Cancer has been in the news a lot the last two weeks. First Elizabeth Edwards' announcement (you go, girl) and then last week's revelation that White House spokesman Tony Snow's Colon cancer has returned and spread.
This blog isn't about cancer though. It's selfishly about me.
I knew Tony Snow back when we were both working for the Washington Times. He was the Editorial Page editor and I was a lowly staff writer. I always liked Tony. Truth is I sort of had a crush on him. He was just the sort of preppy Washington guy I used to go for and he was smart and funny and despite our wide political differences, we found common ground in the lunch room about issues that interested us, music, sports, stuff like that. I found him very human and even as he rose through the ranks along with a host of other conservative pundits, I watched his career with interest and, sometimes, rooted for him. It seemed to me that while he had right wing bonafides, he often seemed rational, like he'd thought stuff through, like he wasn't about spewing Karl Rove's talking points.
I'm not sure when that all changed, but it did. It wasn't a big surprise to me then when he ended up fronting for the Bush White House. I thought he would be different than the previous mouthpiece and in many ways he is. For one, he's brilliant and he can speak eloquently and there are times when I think reading between the lines, he has been less willing to lie outright, more understanding that even our current extremely gullible press corps. aren't going to swallow just anything.
But over time, I've seen a change in his demeanor, too. He's angrier and his attitude toward the White House press corps is more dismissive, like he's the schoolmaster and they're the unruly little rich kids who won't behave. Maybe this whole press secretary thing is just too soul-crushing for him. Maybe his humanity is taking a beating. Maybe he really is a good guy who is collapsing underneath the weight of so much ... twisting of the truth. Or maybe he's just he's a true believer now. Maybe he always was.
Should it matter to me now? It does and that's my problem here.

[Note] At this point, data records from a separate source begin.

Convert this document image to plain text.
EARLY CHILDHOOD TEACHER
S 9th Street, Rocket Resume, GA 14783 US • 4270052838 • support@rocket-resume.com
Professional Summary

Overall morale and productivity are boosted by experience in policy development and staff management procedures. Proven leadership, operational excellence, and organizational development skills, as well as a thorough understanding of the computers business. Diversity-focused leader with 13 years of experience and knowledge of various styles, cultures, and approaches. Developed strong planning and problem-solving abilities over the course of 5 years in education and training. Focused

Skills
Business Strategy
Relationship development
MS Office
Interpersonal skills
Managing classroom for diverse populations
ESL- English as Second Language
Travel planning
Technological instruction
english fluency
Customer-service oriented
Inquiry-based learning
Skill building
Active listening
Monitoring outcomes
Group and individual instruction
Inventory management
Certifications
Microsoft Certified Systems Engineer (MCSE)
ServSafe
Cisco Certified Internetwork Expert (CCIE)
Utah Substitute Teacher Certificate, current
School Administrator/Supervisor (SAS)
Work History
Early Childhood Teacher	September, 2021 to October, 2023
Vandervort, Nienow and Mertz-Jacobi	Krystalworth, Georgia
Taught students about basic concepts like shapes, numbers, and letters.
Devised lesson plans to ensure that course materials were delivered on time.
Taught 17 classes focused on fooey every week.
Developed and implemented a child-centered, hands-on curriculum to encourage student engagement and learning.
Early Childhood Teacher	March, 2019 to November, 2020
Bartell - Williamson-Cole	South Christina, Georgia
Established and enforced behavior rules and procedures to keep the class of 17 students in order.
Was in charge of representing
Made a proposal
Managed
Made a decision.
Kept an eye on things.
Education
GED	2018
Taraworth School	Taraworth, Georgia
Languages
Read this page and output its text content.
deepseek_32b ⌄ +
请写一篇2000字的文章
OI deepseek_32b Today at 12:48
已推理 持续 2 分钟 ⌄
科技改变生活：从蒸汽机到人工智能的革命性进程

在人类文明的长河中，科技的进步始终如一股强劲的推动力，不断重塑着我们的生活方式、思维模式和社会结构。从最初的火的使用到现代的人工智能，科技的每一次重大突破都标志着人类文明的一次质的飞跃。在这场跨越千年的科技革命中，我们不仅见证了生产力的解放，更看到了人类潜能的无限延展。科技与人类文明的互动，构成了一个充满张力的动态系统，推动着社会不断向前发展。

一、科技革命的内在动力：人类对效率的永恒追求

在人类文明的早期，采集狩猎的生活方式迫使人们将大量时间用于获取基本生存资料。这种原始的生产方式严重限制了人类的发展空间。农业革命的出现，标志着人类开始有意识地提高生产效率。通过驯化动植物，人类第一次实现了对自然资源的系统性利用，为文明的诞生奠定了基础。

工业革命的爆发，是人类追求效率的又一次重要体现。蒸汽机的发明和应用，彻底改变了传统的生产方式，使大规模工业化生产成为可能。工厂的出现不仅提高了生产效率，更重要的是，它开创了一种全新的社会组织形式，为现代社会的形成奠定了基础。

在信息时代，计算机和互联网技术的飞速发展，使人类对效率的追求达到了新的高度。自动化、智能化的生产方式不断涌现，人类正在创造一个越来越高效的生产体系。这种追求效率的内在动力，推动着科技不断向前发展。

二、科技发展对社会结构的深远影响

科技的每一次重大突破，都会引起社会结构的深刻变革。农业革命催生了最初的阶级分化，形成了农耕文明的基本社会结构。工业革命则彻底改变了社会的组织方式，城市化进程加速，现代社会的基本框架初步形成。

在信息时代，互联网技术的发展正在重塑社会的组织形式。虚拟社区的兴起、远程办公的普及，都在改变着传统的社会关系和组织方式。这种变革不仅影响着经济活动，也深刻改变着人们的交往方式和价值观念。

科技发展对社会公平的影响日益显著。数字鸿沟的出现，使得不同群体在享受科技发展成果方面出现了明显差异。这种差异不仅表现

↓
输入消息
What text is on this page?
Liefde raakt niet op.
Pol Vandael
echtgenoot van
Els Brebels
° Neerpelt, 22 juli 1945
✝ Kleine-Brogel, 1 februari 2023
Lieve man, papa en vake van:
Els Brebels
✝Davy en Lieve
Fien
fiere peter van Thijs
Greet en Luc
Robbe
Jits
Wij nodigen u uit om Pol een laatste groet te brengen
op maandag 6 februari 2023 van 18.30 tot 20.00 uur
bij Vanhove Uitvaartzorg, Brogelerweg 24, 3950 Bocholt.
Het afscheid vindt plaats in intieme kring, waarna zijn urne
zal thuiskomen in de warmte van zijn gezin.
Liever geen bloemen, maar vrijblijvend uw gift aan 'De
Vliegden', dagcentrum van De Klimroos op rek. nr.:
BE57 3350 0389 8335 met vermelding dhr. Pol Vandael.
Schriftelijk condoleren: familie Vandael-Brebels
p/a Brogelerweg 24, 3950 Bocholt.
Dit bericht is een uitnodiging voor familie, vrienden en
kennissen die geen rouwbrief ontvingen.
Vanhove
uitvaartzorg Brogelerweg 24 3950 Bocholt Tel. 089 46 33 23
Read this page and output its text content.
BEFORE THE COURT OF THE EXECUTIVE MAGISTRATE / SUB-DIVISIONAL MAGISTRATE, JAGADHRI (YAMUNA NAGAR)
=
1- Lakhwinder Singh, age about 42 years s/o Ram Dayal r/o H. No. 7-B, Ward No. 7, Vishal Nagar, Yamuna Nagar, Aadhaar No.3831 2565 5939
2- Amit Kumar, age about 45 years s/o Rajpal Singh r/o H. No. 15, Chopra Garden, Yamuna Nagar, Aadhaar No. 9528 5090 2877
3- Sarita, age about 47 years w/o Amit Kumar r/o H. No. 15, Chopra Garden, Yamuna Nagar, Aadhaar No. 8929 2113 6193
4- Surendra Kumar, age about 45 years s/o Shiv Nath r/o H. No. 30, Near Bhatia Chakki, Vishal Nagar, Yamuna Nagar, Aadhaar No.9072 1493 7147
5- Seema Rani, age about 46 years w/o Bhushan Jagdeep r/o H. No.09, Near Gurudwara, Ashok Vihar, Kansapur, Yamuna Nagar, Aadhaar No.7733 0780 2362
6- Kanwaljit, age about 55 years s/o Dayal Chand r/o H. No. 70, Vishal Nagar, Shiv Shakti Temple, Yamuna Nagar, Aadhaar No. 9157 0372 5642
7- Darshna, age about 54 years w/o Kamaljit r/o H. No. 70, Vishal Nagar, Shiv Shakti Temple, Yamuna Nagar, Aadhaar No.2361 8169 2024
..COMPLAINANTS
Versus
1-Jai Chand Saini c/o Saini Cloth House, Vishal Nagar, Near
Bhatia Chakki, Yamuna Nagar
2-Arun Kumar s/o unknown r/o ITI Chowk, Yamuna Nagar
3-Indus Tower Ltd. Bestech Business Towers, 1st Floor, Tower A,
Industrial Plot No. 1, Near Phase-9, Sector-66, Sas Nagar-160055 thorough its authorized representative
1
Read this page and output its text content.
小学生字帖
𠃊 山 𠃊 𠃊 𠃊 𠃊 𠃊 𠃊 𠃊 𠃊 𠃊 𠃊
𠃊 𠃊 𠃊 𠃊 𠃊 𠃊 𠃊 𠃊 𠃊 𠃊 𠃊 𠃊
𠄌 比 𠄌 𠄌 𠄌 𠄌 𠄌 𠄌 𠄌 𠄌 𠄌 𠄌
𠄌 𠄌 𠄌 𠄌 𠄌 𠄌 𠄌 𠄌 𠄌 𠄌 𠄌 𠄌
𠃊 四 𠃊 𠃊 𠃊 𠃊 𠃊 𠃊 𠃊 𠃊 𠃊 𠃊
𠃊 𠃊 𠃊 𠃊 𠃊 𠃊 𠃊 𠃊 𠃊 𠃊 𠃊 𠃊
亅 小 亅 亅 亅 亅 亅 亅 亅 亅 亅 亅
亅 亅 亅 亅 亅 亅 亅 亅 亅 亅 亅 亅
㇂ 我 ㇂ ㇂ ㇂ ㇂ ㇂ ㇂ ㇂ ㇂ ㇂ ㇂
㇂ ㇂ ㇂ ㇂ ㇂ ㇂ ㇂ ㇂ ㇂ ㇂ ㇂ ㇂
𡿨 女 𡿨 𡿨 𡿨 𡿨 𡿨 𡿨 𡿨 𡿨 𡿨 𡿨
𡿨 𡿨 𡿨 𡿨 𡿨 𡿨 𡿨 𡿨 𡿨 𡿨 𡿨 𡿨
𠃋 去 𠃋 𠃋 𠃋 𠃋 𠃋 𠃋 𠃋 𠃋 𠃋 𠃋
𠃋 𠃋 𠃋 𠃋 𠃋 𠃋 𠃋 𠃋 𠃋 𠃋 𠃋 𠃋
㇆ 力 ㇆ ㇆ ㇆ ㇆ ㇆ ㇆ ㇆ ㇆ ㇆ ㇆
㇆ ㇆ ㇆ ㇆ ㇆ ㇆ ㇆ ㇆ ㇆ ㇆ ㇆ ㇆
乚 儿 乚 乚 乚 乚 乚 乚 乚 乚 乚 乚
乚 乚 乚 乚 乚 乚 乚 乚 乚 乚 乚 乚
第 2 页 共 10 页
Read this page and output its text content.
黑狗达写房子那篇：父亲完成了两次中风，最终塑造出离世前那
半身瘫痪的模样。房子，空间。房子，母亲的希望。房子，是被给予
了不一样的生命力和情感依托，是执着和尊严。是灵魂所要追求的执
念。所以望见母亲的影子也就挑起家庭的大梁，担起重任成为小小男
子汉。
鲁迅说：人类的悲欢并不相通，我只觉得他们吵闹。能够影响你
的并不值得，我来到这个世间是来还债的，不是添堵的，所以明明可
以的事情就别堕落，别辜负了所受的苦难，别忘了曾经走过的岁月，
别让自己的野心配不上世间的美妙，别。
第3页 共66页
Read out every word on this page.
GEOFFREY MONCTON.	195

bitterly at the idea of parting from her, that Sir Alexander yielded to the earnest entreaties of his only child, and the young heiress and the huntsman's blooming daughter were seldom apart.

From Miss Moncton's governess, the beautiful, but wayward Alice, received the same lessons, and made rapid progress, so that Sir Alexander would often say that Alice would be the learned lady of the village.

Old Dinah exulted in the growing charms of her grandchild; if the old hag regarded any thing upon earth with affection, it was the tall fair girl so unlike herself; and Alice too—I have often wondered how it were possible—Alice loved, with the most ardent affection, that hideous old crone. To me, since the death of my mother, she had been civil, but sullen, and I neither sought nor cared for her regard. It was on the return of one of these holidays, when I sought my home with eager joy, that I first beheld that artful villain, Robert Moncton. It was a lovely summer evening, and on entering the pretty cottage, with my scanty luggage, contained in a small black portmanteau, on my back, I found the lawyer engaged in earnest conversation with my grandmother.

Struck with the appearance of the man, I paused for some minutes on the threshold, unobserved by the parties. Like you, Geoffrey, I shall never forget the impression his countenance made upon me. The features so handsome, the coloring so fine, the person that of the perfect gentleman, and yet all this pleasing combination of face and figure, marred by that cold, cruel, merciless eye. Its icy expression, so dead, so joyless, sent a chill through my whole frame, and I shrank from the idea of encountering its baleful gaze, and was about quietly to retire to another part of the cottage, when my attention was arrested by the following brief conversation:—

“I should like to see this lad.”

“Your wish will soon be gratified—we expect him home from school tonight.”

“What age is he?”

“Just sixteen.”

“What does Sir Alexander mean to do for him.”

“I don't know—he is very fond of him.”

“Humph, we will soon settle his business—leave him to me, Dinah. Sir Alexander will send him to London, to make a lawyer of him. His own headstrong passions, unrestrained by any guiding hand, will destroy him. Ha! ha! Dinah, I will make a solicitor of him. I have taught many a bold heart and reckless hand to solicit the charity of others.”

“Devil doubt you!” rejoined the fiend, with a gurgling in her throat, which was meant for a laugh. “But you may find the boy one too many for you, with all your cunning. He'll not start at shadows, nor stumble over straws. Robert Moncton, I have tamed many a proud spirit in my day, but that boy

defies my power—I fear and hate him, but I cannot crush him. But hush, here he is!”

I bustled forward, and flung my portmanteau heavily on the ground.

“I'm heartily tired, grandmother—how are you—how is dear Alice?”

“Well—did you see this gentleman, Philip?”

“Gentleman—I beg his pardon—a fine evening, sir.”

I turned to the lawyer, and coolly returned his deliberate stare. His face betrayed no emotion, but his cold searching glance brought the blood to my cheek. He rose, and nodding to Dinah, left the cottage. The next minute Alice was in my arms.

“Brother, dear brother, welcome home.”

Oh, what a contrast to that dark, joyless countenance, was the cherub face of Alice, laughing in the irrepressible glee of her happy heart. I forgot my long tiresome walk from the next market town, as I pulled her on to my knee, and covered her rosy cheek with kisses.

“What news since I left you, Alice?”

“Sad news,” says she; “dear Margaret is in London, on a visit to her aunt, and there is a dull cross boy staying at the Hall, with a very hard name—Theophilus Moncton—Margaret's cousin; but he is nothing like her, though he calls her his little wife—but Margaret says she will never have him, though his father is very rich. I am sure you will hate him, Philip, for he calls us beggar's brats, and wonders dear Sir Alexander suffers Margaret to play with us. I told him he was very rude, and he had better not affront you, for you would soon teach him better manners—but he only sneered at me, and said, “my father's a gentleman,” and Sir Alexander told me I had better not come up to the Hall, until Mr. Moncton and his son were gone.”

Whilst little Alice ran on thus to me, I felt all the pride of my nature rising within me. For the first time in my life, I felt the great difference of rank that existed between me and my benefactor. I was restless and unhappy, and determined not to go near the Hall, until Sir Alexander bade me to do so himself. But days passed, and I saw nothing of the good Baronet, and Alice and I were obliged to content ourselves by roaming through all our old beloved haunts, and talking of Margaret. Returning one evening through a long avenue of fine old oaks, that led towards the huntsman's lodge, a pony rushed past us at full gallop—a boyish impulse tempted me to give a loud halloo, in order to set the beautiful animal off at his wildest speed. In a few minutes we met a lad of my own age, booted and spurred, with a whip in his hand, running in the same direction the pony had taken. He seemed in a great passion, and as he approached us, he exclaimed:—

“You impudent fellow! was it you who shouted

Back when I heard he had Cancer the first time, I sent a note to him (though I've no idea if he ever got it or even remembered me). I admit to feeling ambiguous about sending a letter now. Of course it sucks he's sick -- I wouldn't wish that on anybody. I truly hope he gets better but God help me, here's the rub. There's a part of me -- a big part of me -- that thinks sending him a get well card endorses what he does for a living, which I find morally reprehensible.
Politics morally reprehensible? I get it. It's all morally repugnant. Even I think Clinton was sleazy at his worst. I have friends who argue that all politics is like this, that almost none of them have any great ideas beyond those that help their re-election campaigns. That there's not much measurable difference between a Republican and a Democrat. Maybe he's right most of the time. But I say these particularly Republicans are different. They have changed the game in a way that sets them far apart from their counterparts (who I might add, let them change the freaking game but that is for another blog post). I say there comes moments in our history, personal and societal, when you/we have to make a choice between what is right and what is wrong. We have to cross a line, take a stand, call the bad people on their shit.
And let's be very clear here. This Administration is the most cynical of our generation. Whenever they got a chance to play dirty, reward a friend or punish an enemy, help a business crony or cover up the truth, the Bushies didn't hesitate. And think about this: if this is, as many experts claim, the most secretive administration in the history of this nation, then there's gotta be a whole lotta shit we haven't even heard about yet. That ought to help you sleep at night.
So I can feel bad about Tony Snow's Cancer and I can wish him well in my heart. But I'm not going to acknowledge it, I think. I don't know if I'm being rude or ridiculous or righteous but Snow made his choice and I'm making mine.